La única semana de la temporada baja andina en que Cusco se comporta como temporada alta.
El Señor de los Temblores —el Taytacha, patrono de la ciudad desde el terremoto del siglo XVII— recorre el centro el Lunes Santo, y la ciudad entera se detiene a verlo pasar desde la Plaza de Armas. La semana combina liturgia católica y ritual andino, y culmina en una gastronomía propia de esos días.
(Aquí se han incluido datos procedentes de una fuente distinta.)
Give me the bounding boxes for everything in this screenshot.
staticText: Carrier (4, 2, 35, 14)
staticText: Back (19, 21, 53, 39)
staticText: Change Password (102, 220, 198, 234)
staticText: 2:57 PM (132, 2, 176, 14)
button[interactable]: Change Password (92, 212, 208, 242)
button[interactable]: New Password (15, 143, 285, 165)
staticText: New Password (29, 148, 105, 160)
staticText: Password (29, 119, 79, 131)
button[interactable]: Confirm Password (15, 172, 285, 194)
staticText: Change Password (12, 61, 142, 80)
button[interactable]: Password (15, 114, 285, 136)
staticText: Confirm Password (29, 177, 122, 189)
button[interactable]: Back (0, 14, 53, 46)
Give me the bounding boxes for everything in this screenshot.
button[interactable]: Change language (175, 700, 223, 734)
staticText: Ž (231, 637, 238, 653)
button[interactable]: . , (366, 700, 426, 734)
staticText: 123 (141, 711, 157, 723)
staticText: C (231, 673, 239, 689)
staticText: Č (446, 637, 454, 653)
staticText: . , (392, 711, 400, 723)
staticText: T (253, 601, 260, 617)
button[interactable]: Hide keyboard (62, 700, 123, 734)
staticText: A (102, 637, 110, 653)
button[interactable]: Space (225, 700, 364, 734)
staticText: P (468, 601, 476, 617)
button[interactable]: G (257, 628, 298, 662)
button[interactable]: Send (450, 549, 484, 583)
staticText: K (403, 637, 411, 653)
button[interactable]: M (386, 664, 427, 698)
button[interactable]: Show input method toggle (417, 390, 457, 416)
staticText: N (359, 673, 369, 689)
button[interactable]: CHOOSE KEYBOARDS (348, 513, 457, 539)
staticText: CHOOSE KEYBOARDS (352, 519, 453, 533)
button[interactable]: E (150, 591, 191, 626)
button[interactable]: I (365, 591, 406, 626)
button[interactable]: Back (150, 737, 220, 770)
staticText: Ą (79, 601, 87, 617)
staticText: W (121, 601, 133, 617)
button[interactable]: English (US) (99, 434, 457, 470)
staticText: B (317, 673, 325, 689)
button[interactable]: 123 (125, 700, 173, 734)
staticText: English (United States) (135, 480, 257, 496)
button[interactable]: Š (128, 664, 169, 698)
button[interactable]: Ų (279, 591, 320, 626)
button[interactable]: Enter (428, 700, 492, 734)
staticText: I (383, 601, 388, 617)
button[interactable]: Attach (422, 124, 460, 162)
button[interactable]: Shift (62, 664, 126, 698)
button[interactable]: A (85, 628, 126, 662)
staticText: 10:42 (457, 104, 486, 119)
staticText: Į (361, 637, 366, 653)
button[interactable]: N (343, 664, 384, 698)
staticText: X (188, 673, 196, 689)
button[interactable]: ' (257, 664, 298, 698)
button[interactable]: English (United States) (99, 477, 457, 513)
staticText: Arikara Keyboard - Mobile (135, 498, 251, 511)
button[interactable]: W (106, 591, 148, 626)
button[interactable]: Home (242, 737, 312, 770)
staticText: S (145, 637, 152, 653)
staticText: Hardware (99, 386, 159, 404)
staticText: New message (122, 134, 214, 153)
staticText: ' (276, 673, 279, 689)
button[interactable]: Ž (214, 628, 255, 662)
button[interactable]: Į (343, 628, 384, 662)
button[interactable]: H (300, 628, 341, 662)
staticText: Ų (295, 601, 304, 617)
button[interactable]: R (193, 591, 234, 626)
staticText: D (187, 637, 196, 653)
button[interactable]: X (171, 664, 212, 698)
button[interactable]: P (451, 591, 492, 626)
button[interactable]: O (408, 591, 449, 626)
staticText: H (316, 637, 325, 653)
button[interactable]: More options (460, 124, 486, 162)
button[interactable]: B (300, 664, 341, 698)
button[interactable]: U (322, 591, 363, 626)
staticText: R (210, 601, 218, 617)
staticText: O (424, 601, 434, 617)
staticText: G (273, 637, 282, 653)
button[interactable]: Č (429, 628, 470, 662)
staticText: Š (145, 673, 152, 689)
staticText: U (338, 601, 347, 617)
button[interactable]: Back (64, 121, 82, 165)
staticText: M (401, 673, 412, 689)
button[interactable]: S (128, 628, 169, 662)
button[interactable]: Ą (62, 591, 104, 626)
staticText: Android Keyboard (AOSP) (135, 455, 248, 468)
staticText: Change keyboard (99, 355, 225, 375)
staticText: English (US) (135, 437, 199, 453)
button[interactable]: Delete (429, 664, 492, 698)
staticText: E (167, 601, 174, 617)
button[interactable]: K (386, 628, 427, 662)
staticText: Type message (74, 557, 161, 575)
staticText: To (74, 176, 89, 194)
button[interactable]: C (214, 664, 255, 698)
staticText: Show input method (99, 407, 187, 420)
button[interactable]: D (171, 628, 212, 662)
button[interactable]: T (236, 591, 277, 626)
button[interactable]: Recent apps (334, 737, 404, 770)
Es la fiesta de los cusqueños antes que un espectáculo para visitantes, y esa es exactamente su fuerza.
5 a 7 noches con Cusco como base, el Lunes Santo reservado en la ciudad y el Valle Sagrado y Machu Picchu repartidos en el resto de la semana. Marzo todavía es lluvioso y abril ya está seco, así que el mismo programa se vende distinto según de qué lado del calendario caiga la Pascua.
La hotelería del centro se compromete para esa semana muy por encima del resto de marzo y abril, y el Lunes Santo hay cortes de calle alrededor de la Plaza de Armas que afectan traslados y horarios. Es la excepción a la lectura de temporada baja de la sierra: quien cotiza con tarifas de temporada baja se queda sin lugar.
Con 4 a 6 meses. Fuera de esa semana, marzo y abril se resuelven con la mitad de anticipación, lo que hace fácil subestimarla.
Ventana a evitar para grupos: la ciudad está en fiesta religiosa, con hotelería tomada y circulación restringida en el centro histórico.